Stephen King’s numbers speak quite clearly: he has written dozens of books, selling over 500 million copies in total; from his works, over 40 between films and television miniseries have been adapted; he claims to write 500 words from 8.30 to 11.30, every day – most of his books have no less than 500 pages; he is the best paid writer in the world (in 1989, for example, he personally got a check of 40 million dollars for four novels to be written). Many of his stories have had film or television transpositions, even by important authors such as Stanley Kubrick, Brian De Palma, J.J. Abrams, David Cronenberg, Rob Reiner, George A. Romero. When he writes, he loves to listen to rock music and drink beer. He’s been trying to quit smoking since years. And he thinks there is a perfect way to do it: read Quitters Inc. (from 1978’s Night Shift collection) to know it.
Stephen Edwin King was born in Portland, on September 21st, 1947. He never met his father: he left home in 1949. This event will profoundly mark the character of the future writer, and in many of his novels you can find references to difficult relationships between father and son. Two years later, he found his father’s books in his aunt’s attic, and he started to discover Edgar Allan Poe, H.P. Lovercraft and Richard Matheson. The mother guides him to listen to good music and to read the classics of literature. When he was 4, another unusual traumatic fact: he went to play by a neighbor and he comes back an hour later, pale and woozy. He remains silent all day, and only several hours later the mother discovers that the kid he was playng with was hit by a train. Stephen King said that he had no memory of the accident and he discovered it by his mother’s words, years later.

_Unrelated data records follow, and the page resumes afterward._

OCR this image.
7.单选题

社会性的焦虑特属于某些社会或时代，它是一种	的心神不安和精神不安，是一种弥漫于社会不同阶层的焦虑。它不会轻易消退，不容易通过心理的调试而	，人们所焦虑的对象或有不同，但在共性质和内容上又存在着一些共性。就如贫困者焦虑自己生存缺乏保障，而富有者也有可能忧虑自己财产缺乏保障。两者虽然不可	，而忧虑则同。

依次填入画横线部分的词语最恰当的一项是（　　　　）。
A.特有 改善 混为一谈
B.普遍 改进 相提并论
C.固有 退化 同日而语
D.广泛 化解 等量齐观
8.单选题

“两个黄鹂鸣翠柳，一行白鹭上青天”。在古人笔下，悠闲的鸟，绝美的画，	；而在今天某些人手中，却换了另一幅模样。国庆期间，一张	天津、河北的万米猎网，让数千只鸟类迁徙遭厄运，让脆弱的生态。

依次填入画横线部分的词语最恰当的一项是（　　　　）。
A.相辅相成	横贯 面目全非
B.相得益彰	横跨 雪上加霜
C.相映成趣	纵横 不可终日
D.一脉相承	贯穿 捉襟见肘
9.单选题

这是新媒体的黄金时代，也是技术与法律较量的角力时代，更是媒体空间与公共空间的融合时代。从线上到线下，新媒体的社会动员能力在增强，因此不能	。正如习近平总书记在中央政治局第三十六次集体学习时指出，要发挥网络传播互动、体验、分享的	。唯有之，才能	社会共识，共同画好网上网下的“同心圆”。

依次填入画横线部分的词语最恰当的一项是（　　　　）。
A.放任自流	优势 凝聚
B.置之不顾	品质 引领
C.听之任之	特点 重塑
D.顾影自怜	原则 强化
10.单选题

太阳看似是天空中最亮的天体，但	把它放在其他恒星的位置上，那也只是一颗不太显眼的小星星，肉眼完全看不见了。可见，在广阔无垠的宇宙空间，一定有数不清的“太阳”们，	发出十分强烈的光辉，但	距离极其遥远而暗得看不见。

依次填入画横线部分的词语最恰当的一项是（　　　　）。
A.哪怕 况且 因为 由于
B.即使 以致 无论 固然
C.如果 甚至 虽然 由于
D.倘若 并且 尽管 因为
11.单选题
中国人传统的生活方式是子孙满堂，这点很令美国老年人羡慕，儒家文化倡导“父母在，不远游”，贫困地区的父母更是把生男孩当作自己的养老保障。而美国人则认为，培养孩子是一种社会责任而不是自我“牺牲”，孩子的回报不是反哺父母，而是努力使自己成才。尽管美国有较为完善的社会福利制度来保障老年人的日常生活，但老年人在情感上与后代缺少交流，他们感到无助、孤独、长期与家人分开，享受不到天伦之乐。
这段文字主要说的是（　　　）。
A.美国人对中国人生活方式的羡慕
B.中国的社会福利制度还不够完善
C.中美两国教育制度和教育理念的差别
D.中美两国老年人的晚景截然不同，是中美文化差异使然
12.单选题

He graduated in 1966 in Orono and studied English literature at the University of Maine, where he wrote a in a column of the university newspaper for over two years. Working in the University Library he meets Tabitha Jane Spruce, poetess and graduated in history. They will marry in 1971 and three children will arrive, Naomi, Owen and Joseph (better known under the pseudonym Joe Hill). After graduating, he became literature teacher at Hampden Academy, Maine. He currently lives in Bangor in a two-storey victorian house, with two side towers and the outer gate decorated with spiders, webs and two wrought-iron bats.
During an interview, some time ago, Stephen King revealed his list of 22 favorite horror movies. The list was presented in the video below by Fandor, the page specialized in cinema and curiosity.

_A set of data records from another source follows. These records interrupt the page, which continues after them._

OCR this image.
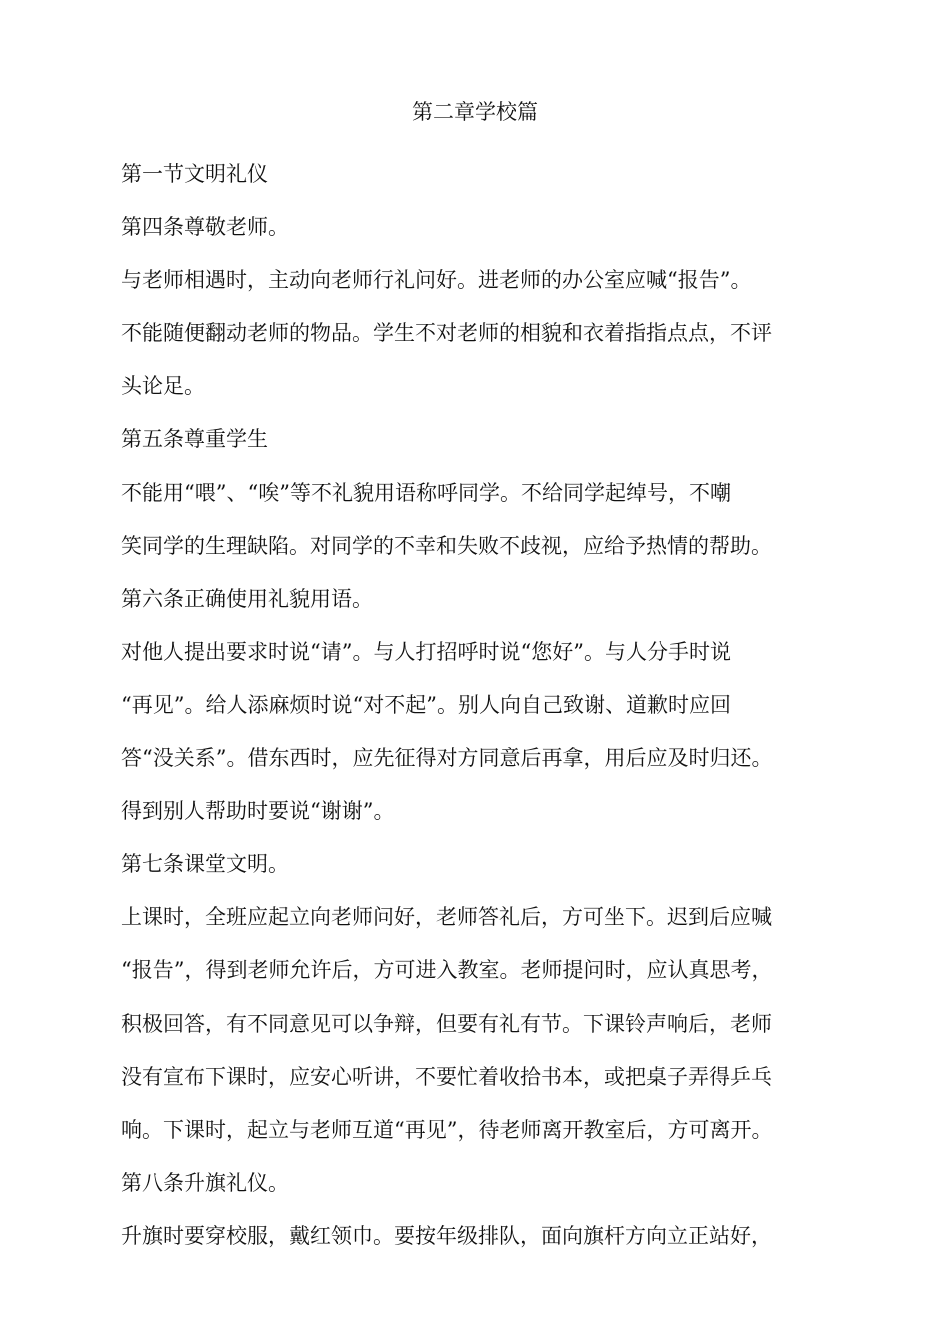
第二章学校篇

第一节文明礼仪

第四条尊敬老师。

与老师相遇时，主动向老师行礼问好。进老师的办公室应喊“报告”。

不能随便翻动老师的物品。学生不对老师的相貌和衣着指指点点，不评

头论足。

第五条尊重学生

不能用“喂”、“唉”等不礼貌用语称呼同学。不给同学起绰号，不嘲

笑同学的生理缺陷。对同学的不幸和失败不歧视，应给予热情的帮助。

第六条正确使用礼貌用语。

对他人提出要求时说“请”。与人打招呼时说“您好”。与人分手时说

“再见”。给人添麻烦时说“对不起”。别人向自己致谢、道歉时应回

答“没关系”。借东西时，应先征得对方同意后再拿，用后应及时归还。

得到别人帮助时要说“谢谢”。

第七条课堂文明。

上课时，全班应起立向老师问好，老师答礼后，方可坐下。迟到后应喊

“报告”，得到老师允许后，方可进入教室。老师提问时，应认真思考，

积极回答，有不同意见可以争辩，但要有礼有节。下课铃声响后，老师

没有宣布下课时，应安心听讲，不要忙着收拾书本，或把桌子弄得乒乓

响。下课时，起立与老师互道“再见”，待老师离开教室后，方可离开。

第八条升旗礼仪。

升旗时要穿校服，戴红领巾。要按年级排队，面向旗杆方向立正站好，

Among his favorites there are classics and modern movies, and of course most of them are horror or thriller movies. You can find the complete list below, with his comments aside:
- The Autopsy of Jane Doe (André Øvredal, 2016): “Visceral horror to rival Alien and early Cronenberg”
- The Blair Witch Project (Daniel Myrick and Eduardo Sánchez, 1999)
- The Changeling (Peter Medak, 1980)
- Crimson Peak (Guillermo del Toro, 2015)
- Dawn of the Dead (Zack Snyder, 2004): “Snyder’s zombies are, it seems to me: fast moving terrorists who never quit.”
- Deep Blue Sea (Renny Harlin, 1999)
- The Descent (Neil Marshall, 2005)
- Duel (Steven Spielberg, 1971): “His most inventive film, and stripped to the very core.”
- Les Diaboliques (Henri-Georges Clouzot, 1955): “He out-Hitchcocked Hitchcock.”
- Final Destination (James Wong, 2000)
- Event Horizon (Paul W.S. Anderson, 1997): “Basically a Lovecraftian terror tale in outer space with a The Quatermass Experiment vibe, done by the Brits.”
- The Hitcher (Robert Harmon, 1986 and Dave Meyers, 2007): “Rutger Hauer in the original will never be topped, but this is that rarity, a reimagining that actually works.”
- The Last House on the Left (Dennis Iliadis, 2009)
- The Mist (Frank Darabont, 2007)
- Night of the Demon (Jacques Tourneur, 1957): “The horror here is pretty understated, until the very end.”
- The Ruins (Carter Smith, 2008)
- Sorcerer (William Friedkin, 1977)
- Stepfather (Joseph Ruben, 1986)
- Stir of Echoes (David Koepp 1999): “An unsettling exploration of what happens when an ordinary blue-collar guy (Kevin Bacon) starts to see ghosts.”
- The Strangers (Bryan Bertino, 2008)
- Village of the Damned (Wolf Rilla, 1960): As far as “British horror (wrapped in an SF bow), you can’t do much better.”